Dakich attended Andrean High School in Merrillville, Indiana. He elected to play basketball for Indiana under coach Bob Knight from 1981 to 1985. He was a team captain during his junior and senior seasons and the Hoosiers finished with an 84–39 (.683) record during his career. As a player, he helped Indiana win one Big Ten title (during the 1982–83 season), earn three NCAA Tournament berths and finish as the NIT runner-up his senior season. As a junior, he was named All-Tournament at the Indiana Classic and as a senior he earned similar accolades at the Hoosier Classic.
Dakich is remembered for his defensive effort against Michael Jordan in Indiana's upset of No. 1 ranked North Carolina in the 1984 East Regional Semifinal of the NCAA Tournament. It was Dakich's sixth start of the year, but Knight assigned him to guard Jordan the afternoon of the game. Knight told him, "Just don't let him dunk on you. That will embarrass you and me both." Dakich later reported, "I went back to my room and threw up." Jordan scored 13 points in what would be his final college game, and both Dakich and Jordan eventually fouled out of the game. Indiana won the game 72–68.
Dakich was first a graduate assistant coach at Indiana under Bob Knight from 1985–87 and then an assistant coach at Indiana from 1987 to 1997. He helped the Indiana program win 74% (283–101) of its games over the 12 years he served as an assistant coach. The Hoosiers won a national title in the 1986–87 season and earned a spot in the NCAA Tournament in each of his 12 seasons on the staff. IU also captured four Big Ten titles while finishing third or better in 9 of his 12 years.

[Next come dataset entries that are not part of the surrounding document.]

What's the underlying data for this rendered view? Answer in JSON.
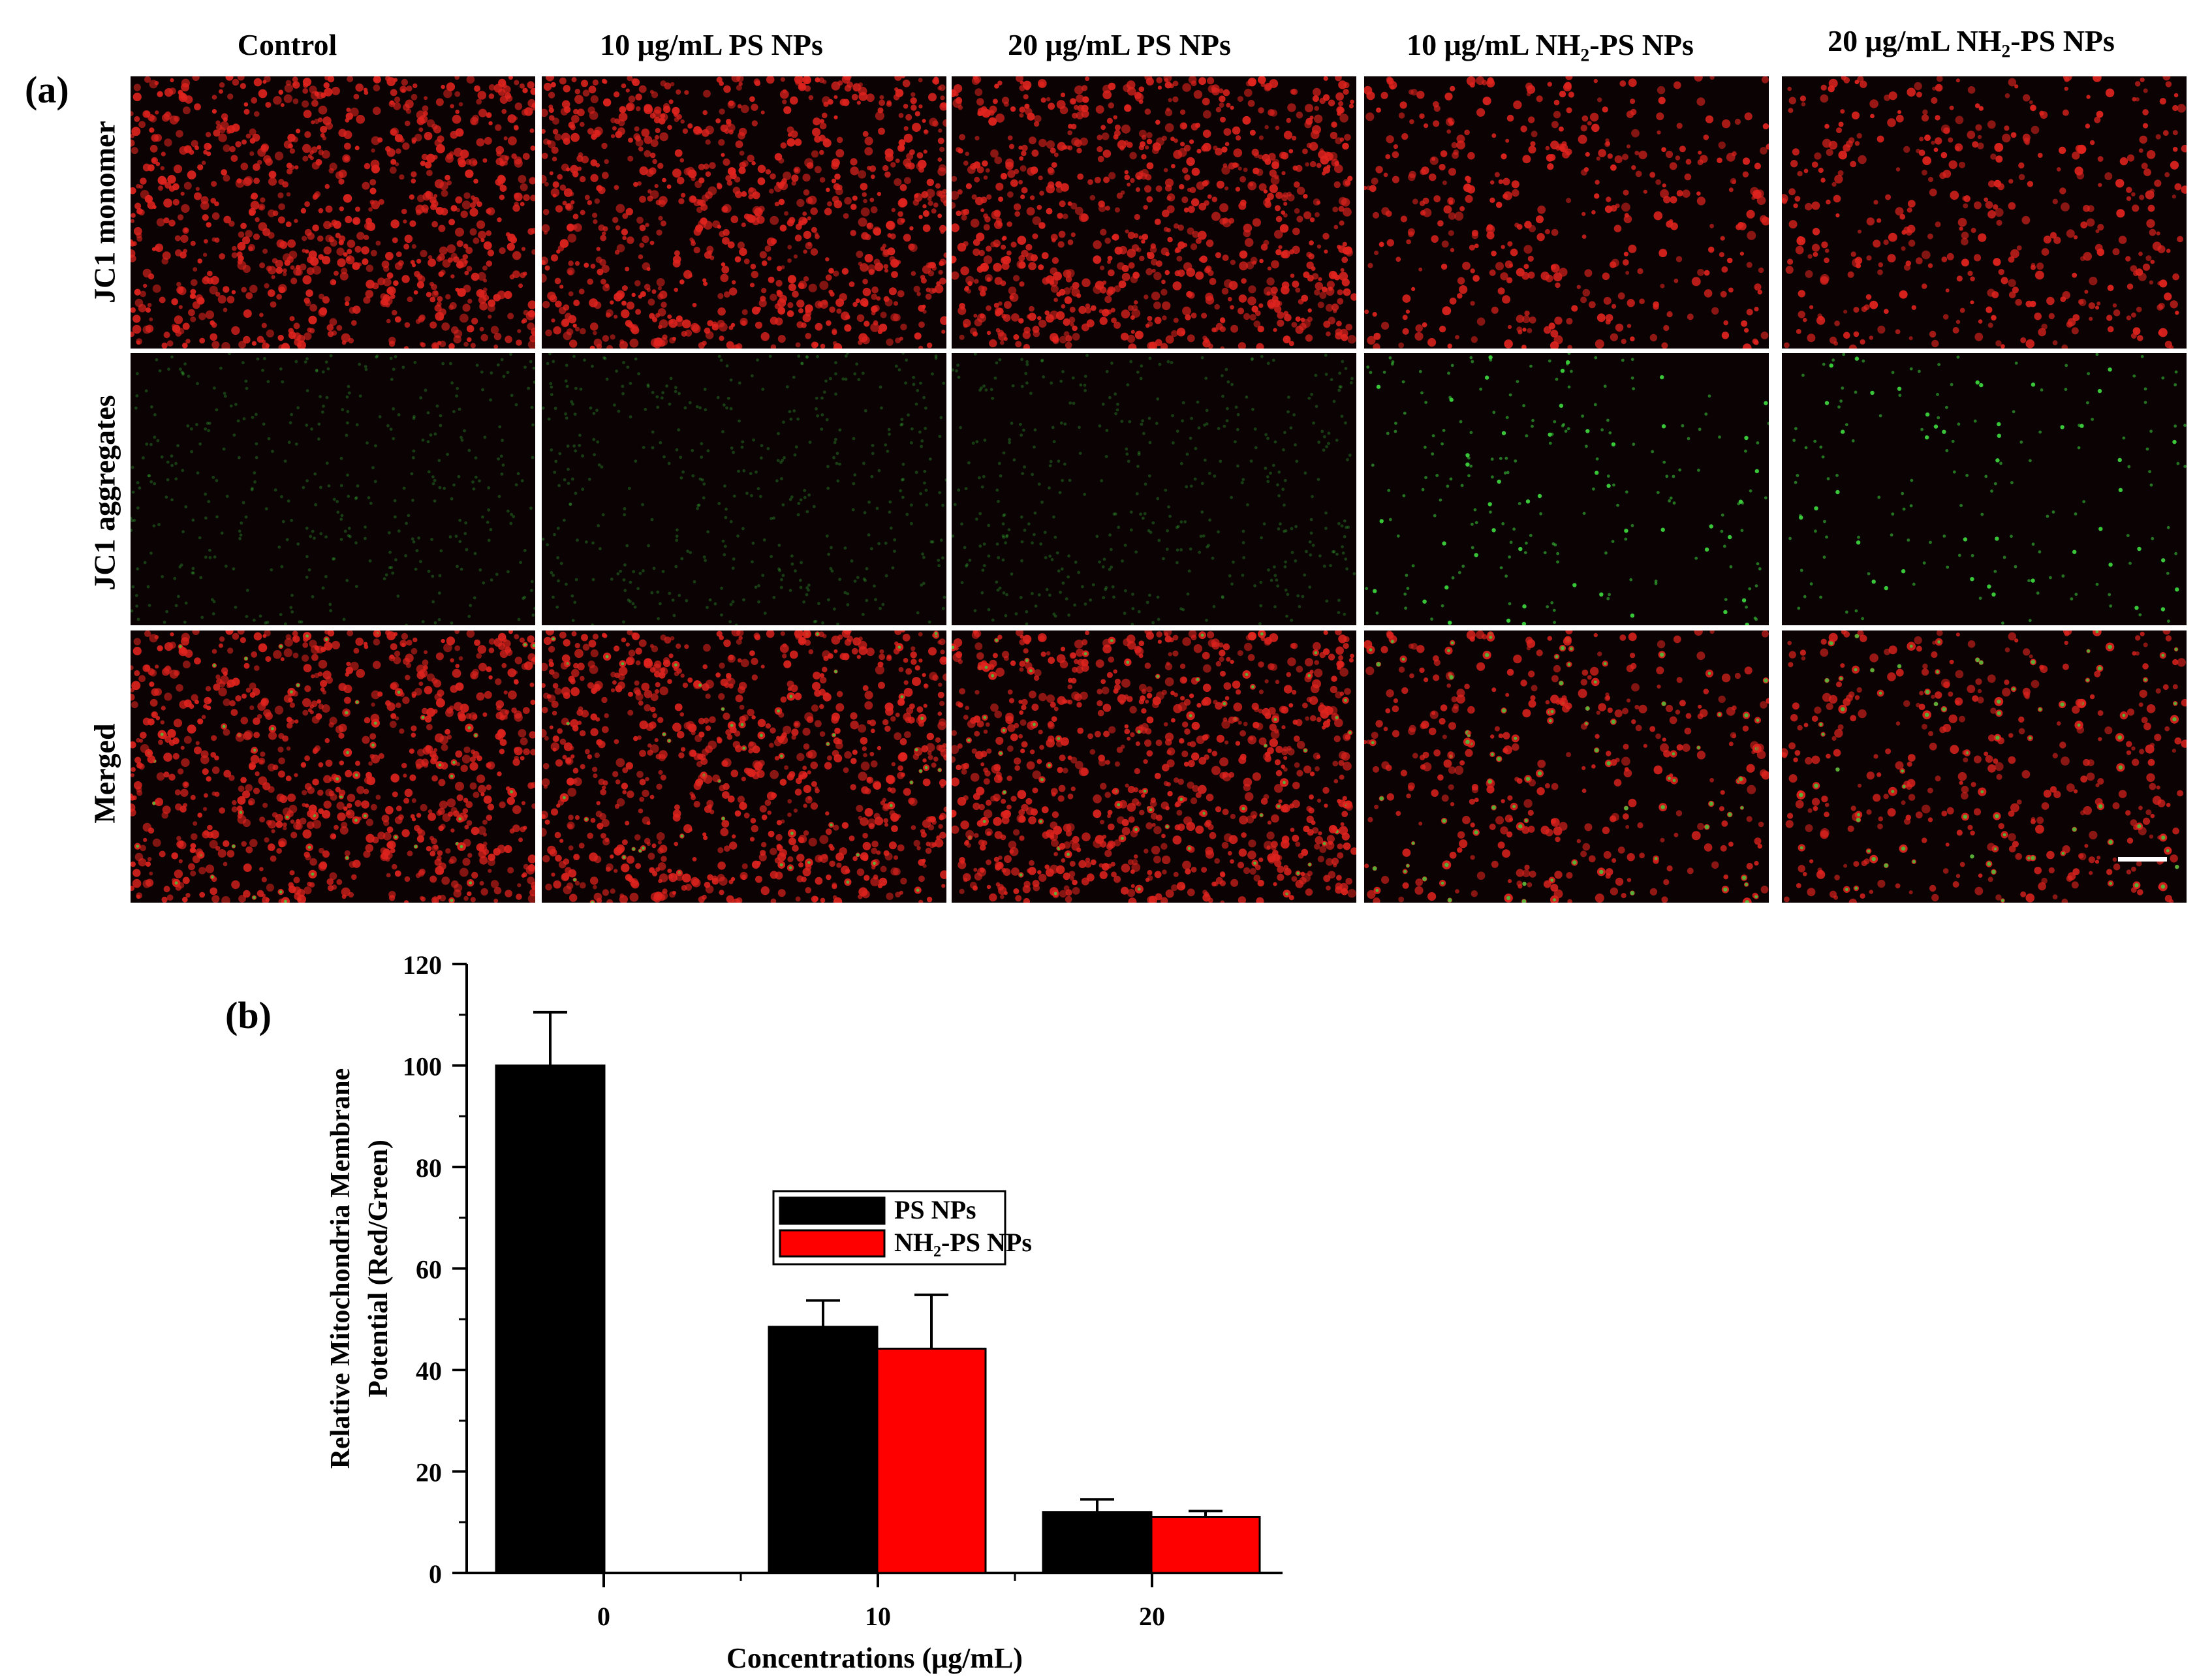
{
  "figure": {
    "panel_a_label": "(a)",
    "panel_b_label": "(b)",
    "columns": [
      {
        "id": "control",
        "label": "Control"
      },
      {
        "id": "ps10",
        "label": "10 μg/mL PS NPs"
      },
      {
        "id": "ps20",
        "label": "20 μg/mL PS NPs"
      },
      {
        "id": "nh10",
        "label": "10 μg/mL NH₂-PS NPs"
      },
      {
        "id": "nh20",
        "label": "20 μg/mL NH₂-PS NPs"
      }
    ],
    "rows": [
      {
        "id": "monomer",
        "label": "JC1 monomer",
        "stain": "red"
      },
      {
        "id": "aggregates",
        "label": "JC1 aggregates",
        "stain": "green"
      },
      {
        "id": "merged",
        "label": "Merged",
        "stain": "merged"
      }
    ],
    "colors": {
      "red_stain": "#e0231e",
      "green_stain": "#3cd23c",
      "tile_background": "#0b0303"
    }
  },
  "chart_data": {
    "type": "bar",
    "xlabel": "Concentrations (μg/mL)",
    "ylabel_lines": [
      "Relative Mitochondria Membrane",
      "Potential (Red/Green)"
    ],
    "categories": [
      "0",
      "10",
      "20"
    ],
    "ylim": [
      0,
      120
    ],
    "yticks": [
      "0",
      "20",
      "40",
      "60",
      "80",
      "100",
      "120"
    ],
    "legend_position": "center",
    "series": [
      {
        "name": "PS NPs",
        "color": "#000000",
        "values": [
          100,
          48.5,
          12
        ],
        "errors": [
          10.5,
          5.2,
          2.5
        ]
      },
      {
        "name": "NH₂-PS NPs",
        "color": "#ff0000",
        "values": [
          null,
          44.2,
          11
        ],
        "errors": [
          null,
          10.6,
          1.2
        ]
      }
    ]
  }
}
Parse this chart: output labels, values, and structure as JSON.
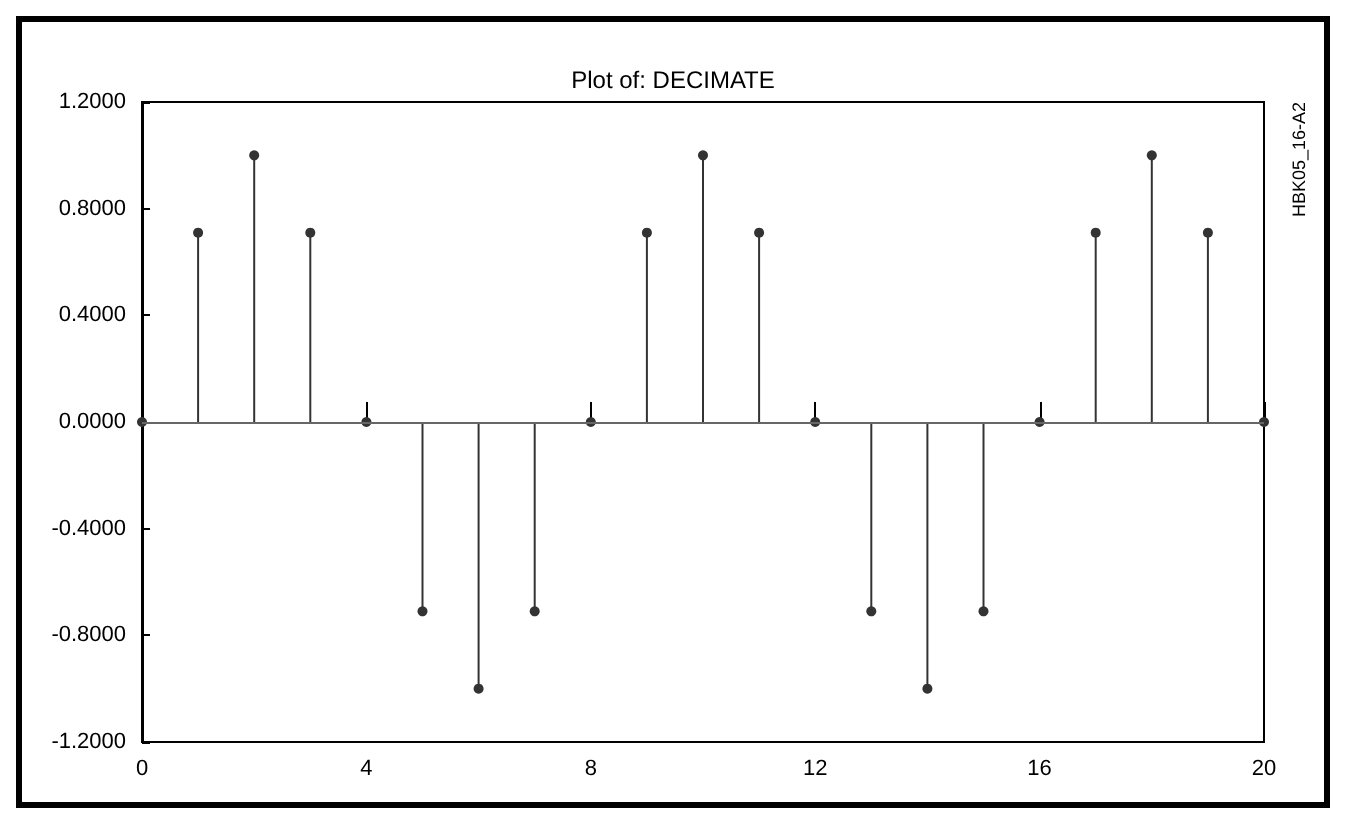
{
  "chart_data": {
    "type": "lollipop",
    "title": "Plot of: DECIMATE",
    "annotations": [
      "HBK05_16-A2"
    ],
    "x": [
      0,
      1,
      2,
      3,
      4,
      5,
      6,
      7,
      8,
      9,
      10,
      11,
      12,
      13,
      14,
      15,
      16,
      17,
      18,
      19,
      20
    ],
    "values": [
      0,
      0.71,
      1,
      0.71,
      0,
      -0.71,
      -1,
      -0.71,
      0,
      0.71,
      1,
      0.71,
      0,
      -0.71,
      -1,
      -0.71,
      0,
      0.71,
      1,
      0.71,
      0
    ],
    "color": "#333333",
    "marker": "circle",
    "grid": false,
    "xlim": [
      0,
      20
    ],
    "xticks": [
      0,
      4,
      8,
      12,
      16,
      20
    ],
    "ylim": [
      -1.2,
      1.2
    ],
    "yticks": [
      {
        "value": -1.2,
        "label": "-1.2000"
      },
      {
        "value": -0.8,
        "label": "-0.8000"
      },
      {
        "value": -0.4,
        "label": "-0.4000"
      },
      {
        "value": 0,
        "label": "0.0000"
      },
      {
        "value": 0.4,
        "label": "0.4000"
      },
      {
        "value": 0.8,
        "label": "0.8000"
      },
      {
        "value": 1.2,
        "label": "1.2000"
      }
    ],
    "ref_lines": [
      {
        "axis": "y",
        "value": 0,
        "color": "#666666"
      }
    ]
  }
}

Dakich was the academic monitor on the Indiana basketball staff his last seven years and, under his guidance, every four-year player on the program graduated. He also assisted in the development of six All-Americans and three national Player of the Year candidates, including 1993 Player of the Year Calbert Cheaney.
From 1997 to 2007 he served as the head coach at Bowling Green State University where he compiled a record of 156–140 (.527). He tied for third all-time in victories among the school's coaches and also was just one of three coaches in school history to post four 18-plus win seasons or more in men's basketball. He saw 22 of 25 seniors complete their degree requirements and had 12 former players sign professional contracts, including former Indiana Pacers guard Keith McLeod. In addition, he had two players earn MAC Player of the Year and three lead the league in scoring during his tenure. During Dakich's tenure, BGSU appeared in the NIT twice but never made it to the NCAA Tournament.
Briefly in 2002, Dakich was named head basketball coach at West Virginia University (WVU) to succeed Gale Catlett. During conversations with WVU players, Dakich learned that people affiliated with the basketball program may have been guilty of NCAA recruiting rules infractions. He allegedly attempted to renegotiate a higher salary at WVU and failed, thus returning to Bowling Green as head basketball coach after only a week at WVU. WVU voluntarily reported results of its internal investigation to the NCAA, and the university was not penalized as a result of the infractions. The focus of the investigation, Jonathan Hargett, was banned from WVU athletics for his role in the reported violations.
At the end of the 2008 season he served as the interim head coach at Indiana University, following Kelvin Sampson's resignation due to NCAA recruiting violations. Under Dakich's guidance, the Hoosiers went 0-2 in postseason play, losing in the first rounds of the Big 10 and NCAA tournaments. After the season, IU declined to offer Dakich the job on a permanent basis, opting instead for Tom Crean.
Dakich is the host of "The Dan Dakich Show" on Indianapolis radio station WFNI, ESPN radio affiliate, 1070 The Fan. Dakich served as a college basketball studio analyst for the Big Ten Network for the 2009–2010 college basketball season. Beginning in November 2010, Dakich joined ESPN as a college basketball color commentator and studio analyst, replacing Steve Lavin.